Não é possível experimentar a paz sem antes lidar corajosamente com os aspectos insalubres de nossa natureza. Como praticante de um caminho contemplativo como o buddhismo, eu jamais me permiti fugir do difícil exercício de atenção às minhas limitações de percepção e consciência. È fundamental que saibamos enxergar, e nos renovar, com as maravilhas da existência, com o amor, a paciência e o bem-estar; mas para chegar a isso conscientemente é preciso que estejamos atentos ao que realmente nós somos. Precisamos abraçar com firmeza o desafio de reconhecer os nossos vícios, compreende-los, transformá-los e curá-los.
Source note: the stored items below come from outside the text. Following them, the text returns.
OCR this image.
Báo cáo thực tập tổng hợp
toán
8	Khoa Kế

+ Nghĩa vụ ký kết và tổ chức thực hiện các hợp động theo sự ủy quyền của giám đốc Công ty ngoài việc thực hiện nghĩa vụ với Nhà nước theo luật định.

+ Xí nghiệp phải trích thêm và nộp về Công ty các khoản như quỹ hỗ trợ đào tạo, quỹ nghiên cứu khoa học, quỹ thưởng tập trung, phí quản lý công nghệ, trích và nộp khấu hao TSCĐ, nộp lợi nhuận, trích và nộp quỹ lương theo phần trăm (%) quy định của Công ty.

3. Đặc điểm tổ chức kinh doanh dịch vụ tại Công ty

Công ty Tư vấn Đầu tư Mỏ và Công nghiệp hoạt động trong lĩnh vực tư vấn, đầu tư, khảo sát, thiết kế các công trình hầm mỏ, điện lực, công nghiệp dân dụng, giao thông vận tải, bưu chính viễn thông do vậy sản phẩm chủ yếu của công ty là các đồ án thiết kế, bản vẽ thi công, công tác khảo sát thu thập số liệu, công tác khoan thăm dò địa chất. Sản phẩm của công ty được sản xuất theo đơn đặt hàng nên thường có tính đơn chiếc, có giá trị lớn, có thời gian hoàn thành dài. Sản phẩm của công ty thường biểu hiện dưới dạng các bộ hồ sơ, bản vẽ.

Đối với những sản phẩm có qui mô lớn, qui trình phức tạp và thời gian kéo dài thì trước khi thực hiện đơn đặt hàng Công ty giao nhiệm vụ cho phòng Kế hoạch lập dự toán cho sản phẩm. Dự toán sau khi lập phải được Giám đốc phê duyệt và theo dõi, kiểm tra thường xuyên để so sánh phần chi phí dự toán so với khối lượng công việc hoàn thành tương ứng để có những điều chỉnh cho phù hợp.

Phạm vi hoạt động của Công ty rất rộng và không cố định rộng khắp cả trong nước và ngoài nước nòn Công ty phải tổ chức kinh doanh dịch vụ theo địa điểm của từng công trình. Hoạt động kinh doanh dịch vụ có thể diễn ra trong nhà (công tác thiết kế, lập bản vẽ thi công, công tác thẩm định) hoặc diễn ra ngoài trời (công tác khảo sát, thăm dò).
Mas o truque aqui é saber evitar, também neste momento, o hábito agressivo e competitivo de imaginar tudo isso como uma outra guerra. Não podemos sucumbir ao erro lamentável de, na pretensão de atingir harmonia e equilíbrio, criar em nós mesmos mais embates e enfrentamentos.



De fato, não há conflitos no Caminho. A trilha da paz interior é feita, passo a passo, sem raiva ou malícia. Ela é feita de paciência e bom senso, e de um grande interesse em desvelar o véu de pré-conceitos e hábitos irrefletidos que sustentam nossas ilusões. Acorde! Dê o passo, busque sua paz aprendendo a ver o mundo com olhos de compreensão e coerência – reflita, pondere, mas saiba reconhecer quando as suas próprias ilusões estão determinando aquilo que você acredita, e faz. As ações são tudo o que nos define. E será através da harmonia nas ações de consciência e contemplação praticadas por nós que a paz interior irá nascer.